NEWS BRIEF
After analyzing greater than one million items of malware collected in 2024, researchers have discovered that 25% of them goal person credentials.
That is thrice the quantity from 2023 and has bumped stealing credentials from password shops into the highest 10 strategies listed within the MITRE ATT&CK framework, which accounted for 93% of all malicious cyber exercise in 2024.
In “The Pink Report 2025” carried out by Picus Safety, researchers noticed that the attackers are prioritizing “advanced, extended, multi-stage assaults that require a brand new technology of malware to succeed.” In what the researchers dubbed “SneakThief,” risk actors wish to revolutionize info-stealing malware, specializing in elevated stealth, persistence, and automation.
The researchers add that risk actors probably have their sights set on these malware attributes in an effort to pull off “the right heist,” including that the majority malware samples now have the potential to take action with greater than a dozen malicious actions put in to assist unhealthy actors evade defenses, exfiltrate knowledge, and extra.
The researchers additionally report they discovered no proof that cybercriminals are utilizing AI-driven malware, and that malware samples on common can full 14 malicious actions.
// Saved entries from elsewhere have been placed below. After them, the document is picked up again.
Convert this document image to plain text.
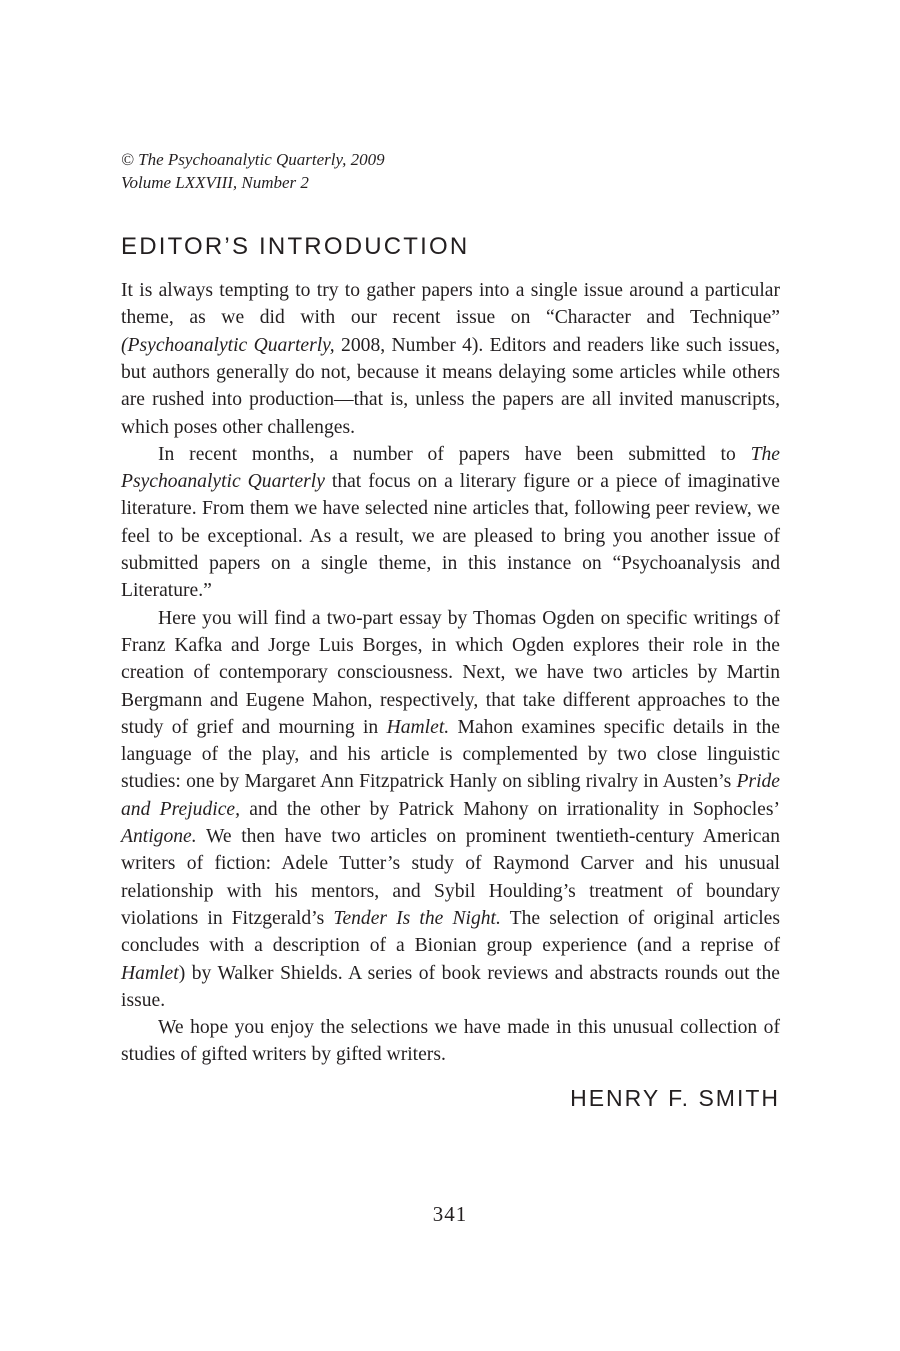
© The Psychoanalytic Quarterly, 2009
Volume LXXVIII, Number 2
EDITOR’S INTRODUCTION

It is always tempting to try to gather papers into a single issue around a particular theme, as we did with our recent issue on “Character and Technique” (Psychoanalytic Quarterly, 2008, Number 4). Editors and readers like such issues, but authors generally do not, because it means delaying some articles while others are rushed into production—that is, unless the papers are all invited manuscripts, which poses other challenges.

In recent months, a number of papers have been submitted to The Psychoanalytic Quarterly that focus on a literary figure or a piece of imaginative literature. From them we have selected nine articles that, following peer review, we feel to be exceptional. As a result, we are pleased to bring you another issue of submitted papers on a single theme, in this instance on “Psychoanalysis and Literature.”

Here you will find a two-part essay by Thomas Ogden on specific writings of Franz Kafka and Jorge Luis Borges, in which Ogden explores their role in the creation of contemporary consciousness. Next, we have two articles by Martin Bergmann and Eugene Mahon, respectively, that take different approaches to the study of grief and mourning in Hamlet. Mahon examines specific details in the language of the play, and his article is complemented by two close linguistic studies: one by Margaret Ann Fitzpatrick Hanly on sibling rivalry in Austen’s Pride and Prejudice, and the other by Patrick Mahony on irrationality in Sophocles’ Antigone. We then have two articles on prominent twentieth-century American writers of fiction: Adele Tutter’s study of Raymond Carver and his unusual relationship with his mentors, and Sybil Houlding’s treatment of boundary violations in Fitzgerald’s Tender Is the Night. The selection of original articles concludes with a description of a Bionian group experience (and a reprise of Hamlet) by Walker Shields. A series of book reviews and abstracts rounds out the issue.

We hope you enjoy the selections we have made in this unusual collection of studies of gifted writers by gifted writers.

HENRY F. SMITH
341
And of the thousands and thousands of cybercrime acts seen in 2024, exfiltration and stealth techniques made up 11.3 million.
“Specializing in High 10 MITRE ATT&CK strategies is essentially the most viable technique to cease the kill chain of subtle malware strains as early as potential,” stated Volkan Ertürk, CTO and co-founder of Picus. “SneakThief malware is just not an exception; enterprise safety groups can cease 90% of malware by specializing in simply 10 of MITRE’s whole library of strategies.”